James Postell Douglas (January 7, 1836, in Lancaster, South Carolina – November 27, 1901, in Texas) was a soldier, politician, and businessman in the state of Texas. He is regarded as the founder of the Cotton Belt Route, a major railroad system connecting Texas and Arkansas north to St. Louis, Missouri.

Douglas' parents Alexander and Margaret Douglas moved their family from South Carolina to Talladega, Alabama in 1838 and then to Texas in 1847, settling in Tyler in 1848. After his father died in 1854, Douglas supported the family by working as a school principal while reading law. In 1859 he purchased half-ownership in the Tyler Reporter newspaper (now the Tyler Courier-Times) and became its editor.

After the Civil War broke out, Douglas helped raise a battery of artillery and became a first lieutenant. The only battery of Texas artillery to serve east of the Mississippi River, the First Texas Battery saw action throughout the war. Douglas was promoted to captain in July 1862. The battery was paroled in May 1865 in Mobile, Alabama and Douglas returned to Texas.

Douglas returned to being a newspaper editor. In 1870 he was elected to the Texas Senate, where he was a strong opponent of Reconstruction.

==Railroad ventures==

Douglas owned farms and canneries around Tyler (as well as possibly the first peach orchard in East Texas) and was interested in finding better outlets for his produce. Douglas petitioned the Texas legislature for a railroad charter in 1870, and the legislature granted one at the end of 1871. After many difficulties in raising sufficient funds in Reconstruction Texas, construction finally began in 1875 and the railroad began operation in 1877. This was the Tyler Tap, basis of the later Cotton Belt Route.

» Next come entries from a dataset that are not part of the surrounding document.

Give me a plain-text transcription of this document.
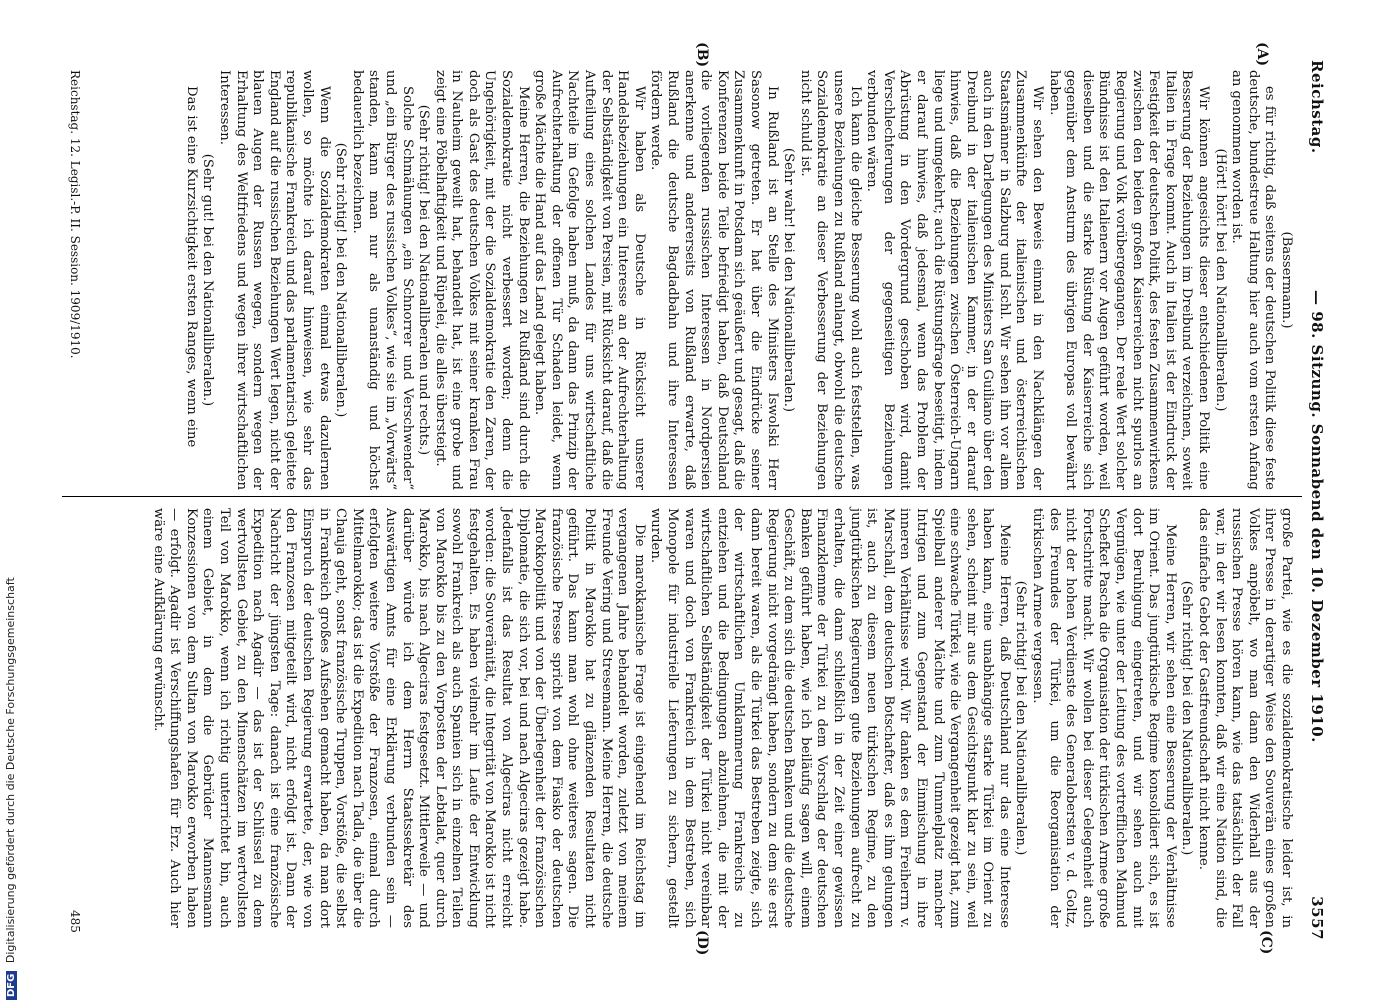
Reichstag.
— 98. Sitzung. Sonnabend den 10. Dezember 1910.
3557
(A)
(B)
(C)
(D)

(Bassermann.)

es für richtig, daß seitens der deutschen Politik diese feste deutsche, bundestreue Haltung hier auch vom ersten Anfang an genommen worden ist.

(Hört! hört! bei den Nationalliberalen.)

Wir können angesichts dieser entschiedenen Politik eine Besserung der Beziehungen im Dreibund verzeichnen, soweit Italien in Frage kommt. Auch in Italien ist der Eindruck der Festigkeit der deutschen Politik, des festen Zusammenwirkens zwischen den beiden großen Kaiserreichen nicht spurlos an Regierung und Volk vorübergegangen. Der reale Wert solcher Bündnisse ist den Italienern vor Augen geführt worden, weil dieselben und die starke Rüstung der Kaiserreiche sich gegenüber dem Ansturm des übrigen Europas voll bewährt haben.

Wir sehen den Beweis einmal in den Nachklängen der Zusammenkünfte der italienischen und österreichischen Staatsmänner in Salzburg und Ischl. Wir sehen ihn vor allem auch in den Darlegungen des Ministers San Guiliano über den Dreibund in der italienischen Kammer, in der er darauf hinwies, daß die Beziehungen zwischen Österreich-Ungarn liege und umgekehrt; auch die Rüstungsfrage beseitigt, indem er darauf hinwies, daß jedesmal, wenn das Problem der Abrüstung in den Vordergrund geschoben wird, damit Verschlechterungen der gegenseitigen Beziehungen verbunden wären.

Ich kann die gleiche Besserung wohl auch feststellen, was unsere Beziehungen zu Rußland anlangt, obwohl die deutsche Sozialdemokratie an dieser Verbesserung der Beziehungen nicht schuld ist.

(Sehr wahr! bei den Nationalliberalen.)

In Rußland ist an Stelle des Ministers Iswolski Herr Sasonow getreten. Er hat über die Eindrücke seiner Zusammenkunft in Potsdam sich geäußert und gesagt, daß die Konferenzen beide Teile befriedigt haben, daß Deutschland die vorliegenden russischen Interessen in Nordpersien anerkenne und andererseits von Rußland erwarte, daß Rußland die deutsche Bagdadbahn und ihre Interessen fördern werde.

Wir haben als Deutsche in Rücksicht unserer Handelsbeziehungen ein Interesse an der Aufrechterhaltung der Selbständigkeit von Persien, mit Rücksicht darauf, daß die Aufteilung eines solchen Landes für uns wirtschaftliche Nachteile im Gefolge haben muß, da dann das Prinzip der Aufrechterhaltung der offenen Tür Schaden leidet, wenn große Mächte die Hand auf das Land gelegt haben.

Meine Herren, die Beziehungen zu Rußland sind durch die Sozialdemokratie nicht verbessert worden; denn die Ungehörigkeit, mit der die Sozialdemokratie den Zaren, der doch als Gast des deutschen Volkes mit seiner kranken Frau in Nauheim geweilt hat, behandelt hat, ist eine grobe und zeigt eine Pöbelhaftigkeit und Rüpelei, die alles übersteigt.

(Sehr richtig! bei den Nationalliberalen und rechts.)

Solche Schmähungen „ein Schnorrer und Verschwender“ und „ein Bürger des russischen Volkes“, wie sie im „Vorwärts“ standen, kann man nur als unanständig und höchst bedauerlich bezeichnen.

(Sehr richtig! bei den Nationalliberalen.)

Wenn die Sozialdemokraten einmal etwas dazulernen wollen, so möchte ich darauf hinweisen, wie sehr das republikanische Frankreich und das parlamentarisch geleitete England auf die russischen Beziehungen Wert legen, nicht der blauen Augen der Russen wegen, sondern wegen der Erhaltung des Weltfriedens und wegen ihrer wirtschaftlichen Interessen.

(Sehr gut! bei den Nationalliberalen.)

Das ist eine Kurzsichtigkeit ersten Ranges, wenn eine

große Partei, wie es die sozialdemokratische leider ist, in ihrer Presse in derartiger Weise den Souverän eines großen Volkes anpöbelt, wo man dann den Widerhall aus der russischen Presse hören kann, wie das tatsächlich der Fall war, in der wir lesen konnten, daß wir eine Nation sind, die das einfache Gebot der Gastfreundschaft nicht kenne.

(Sehr richtig! bei den Nationalliberalen.)

Meine Herren, wir sehen eine Besserung der Verhältnisse im Orient. Das jungtürkische Regime konsolidiert sich, es ist dort Beruhigung eingetreten, und wir sehen auch mit Vergnügen, wie unter der Leitung des vortrefflichen Mahmud Schefket Pascha die Organisation der türkischen Armee große Fortschritte macht. Wir wollen bei dieser Gelegenheit auch nicht der hohen Verdienste des Generalobersten v. d. Goltz, des Freundes der Türkei, um die Reorganisation der türkischen Armee vergessen.

(Sehr richtig! bei den Nationalliberalen.)

Meine Herren, daß Deutschland nur das eine Interesse haben kann, eine unabhängige starke Türkei im Orient zu sehen, scheint mir aus dem Gesichtspunkt klar zu sein, weil eine schwache Türkei, wie die Vergangenheit gezeigt hat, zum Spielball anderer Mächte und zum Tummelplatz mancher Intrigen und zum Gegenstand der Einmischung in ihre inneren Verhältnisse wird. Wir danken es dem Freiherrn v. Marschall, dem deutschen Botschafter, daß es ihm gelungen ist, auch zu diesem neuen türkischen Regime, zu den jungtürkischen Regierungen gute Beziehungen aufrecht zu erhalten, die dann schließlich in der Zeit einer gewissen Finanzklemme der Türkei zu dem Vorschlag der deutschen Banken geführt haben, wie ich beiläufig sagen will, einem Geschäft, zu dem sich die deutschen Banken und die deutsche Regierung nicht vorgedrängt haben, sondern zu dem sie erst dann bereit waren, als die Türkei das Bestreben zeigte, sich der wirtschaftlichen Umklammerung Frankreichs zu entziehen und die Bedingungen abzulehnen, die mit der wirtschaftlichen Selbständigkeit der Türkei nicht vereinbar waren und doch von Frankreich in dem Bestreben, sich Monopole für industrielle Lieferungen zu sichern, gestellt wurden.

Die marokkanische Frage ist eingehend im Reichstag im vergangenen Jahre behandelt worden, zuletzt von meinem Freunde Vering und Stresemann. Meine Herren, die deutsche Politik in Marokko hat zu glänzenden Resultaten nicht geführt. Das kann man wohl ohne weiteres sagen. Die französische Presse spricht von dem Fiasko der deutschen Marokkopolitik und von der Überlegenheit der französischen Diplomatie, die sich vor, bei und nach Algeciras gezeigt habe. Jedenfalls ist das Resultat von Algeciras nicht erreicht worden: die Souveränität, die Integrität von Marokko ist nicht festgehalten. Es haben vielmehr im Laufe der Entwicklung sowohl Frankreich als auch Spanien sich in einzelnen Teilen von Marokko bis zu den Vorposten der Lebtalat, quer durch Marokko, bis nach Algeciras festgesetzt. Mittlerweile — und darüber würde ich dem Herrn Staatssekretär des Auswärtigen Amts für eine Erklärung verbunden sein — erfolgten weitere Vorstöße der Franzosen, einmal durch Mittelmarokko; das ist die Expedition nach Tadla, die über die Chauja geht, sonst französische Truppen, Vorstöße, die selbst in Frankreich großes Aufsehen gemacht haben, da man dort Einspruch der deutschen Regierung erwartete, der, wie von den Franzosen mitgeteilt wird, nicht erfolgt ist. Dann der Nachricht der jüngsten Tage: danach ist eine französische Expedition nach Agadir — das ist der Schlüssel zu dem wertvollsten Gebiet, zu den Minenschätzen im wertvollsten Teil von Marokko, wenn ich richtig unterrichtet bin, auch einem Gebiet, in dem die Gebrüder Mannesmann Konzessionen von dem Sultan von Marokko erworben haben — erfolgt. Agadir ist Verschiffungshafen für Erz. Auch hier wäre eine Aufklärung erwünscht.

Reichstag. 12. Legisl.-P. II. Session. 1909/1910.
485
DFG Digitalisierung gefördert durch die Deutsche Forschungsgemeinschaft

Douglas was still unable to pay off his investors, and so he organized a new venture with businessmen from St. Louis, the Texas and St. Louis. The Texas and St. Louis was to extend the Tyler Tap to Texarkana to connect more directly to eastern markets. Douglas served as the first president of the Texas and St. Louis from 1879 to 1880, before becoming involved with a different railroad scheme.

In 1880 Douglas became the first president of the Texas and Gulf Short Line Railroad, which proposed to connect Tyler to Sabine Pass on the Gulf of Mexico. The company shortened the task by purchasing an existing horsecar line which had track running to Rusk, Texas. Douglas remained president until 1883, at which point the railroad had 61 miles of track.

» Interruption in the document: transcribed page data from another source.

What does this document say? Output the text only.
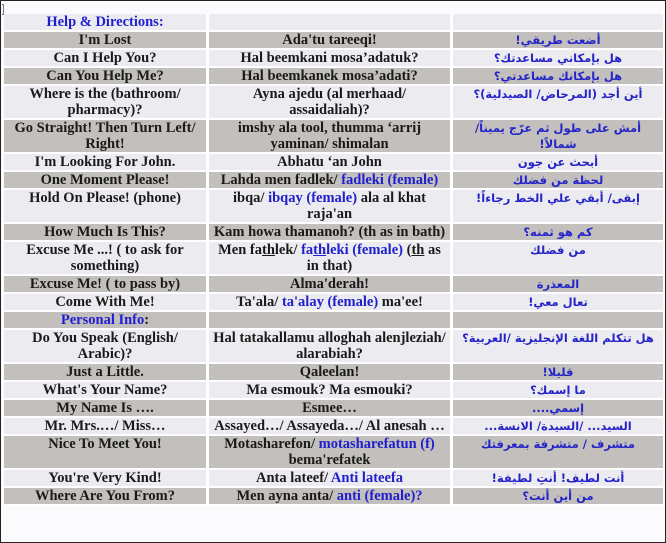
Help & Directions:		
I'm Lost	Ada'tu tareeqi!	أضعت طريقي!
Can I Help You?	Hal beemkani mosa’adatuk?	هل بإمكاني مساعدتك؟
Can You Help Me?	Hal beemkanek mosa’adati?	هل بإمكانك مساعدتي؟
Where is the (bathroom/ pharmacy)?	Ayna ajedu (al merhaad/ assaidaliah)?	أين أجد (المرحاض/ الصيدلية)؟
Go Straight! Then Turn Left/ Right!	imshy ala tool, thumma ‘arrij yaminan/ shimalan	أمش على طول ثم عرّج يميناً/ شمالاً!
I'm Looking For John.	Abhatu ‘an John	أبحث عن جون
One Moment Please!	Lahda men fadlek/ fadleki (female)	لحظة من فضلك
Hold On Please! (phone)	ibqa/ ibqay (female) ala al khat raja'an	إبقى/ أبقي علي الخط رجاءاً!
How Much Is This?	Kam howa thamanoh? (th as in bath)	كم هو ثمنه؟
Excuse Me ...! ( to ask for something)	Men fathlek/ fathleki (female) (th as in that)	من فضلك
Excuse Me! ( to pass by)	Alma'derah!	المعذرة
Come With Me!	Ta'ala/ ta'alay (female) ma'ee!	تعال معي!
Personal Info:		
Do You Speak (English/ Arabic)?	Hal tatakallamu alloghah alenjleziah/ alarabiah?	هل تتكلم اللغة الإنجليزية /العربية؟
Just a Little.	Qaleelan!	قليلا!
What's Your Name?	Ma esmouk? Ma esmouki?	ما إسمك؟
My Name Is ….	Esmee…	إسمي....
Mr. Mrs.…/ Miss…	Assayed…/ Assayeda…/ Al anesah …	السيد... /السيدة/ الانسة...
Nice To Meet You!	Motasharefon/ motasharefatun (f) bema'refatek	متشرف / متشرفة بمعرفتك
You're Very Kind!	Anta lateef/ Anti lateefa	أنت لطيف! أنتِ لطيفة!
Where Are You From?	Men ayna anta/ anti (female)?	من أين أنت؟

All three railroads came under the control of Jay Gould around 1890 and were organized into the Cotton Belt Route or St. Louis Southwestern Railroad.

In 1889 Douglas and some associates organized a smaller scale enterprise - the Tyler Street Railroad Company. By 1891 the company had about 3 miles of track and 4 mule-drawn cars. The line apparently shut down in 1894, perhaps a victim of the Panic of 1893.

==Family and legacy==

Douglas married twice. He married his first wife, Sallie Susan White, on March 24, 1864; she died August 22, 1872. They had four children together. He married his second wife Alice Earle Smith on July 7, 1874, and they had six children. She survived him by many years, dying June 28, 1955. In 1952 she was presented with a special 75 year service pin by the president of the Cotton Belt Route, in memory of her husband's part in the founding of the line.

The Tyler branch of the Sons of Confederate Veterans is named in his honor, as is the Douglas Elementary School in Tyler.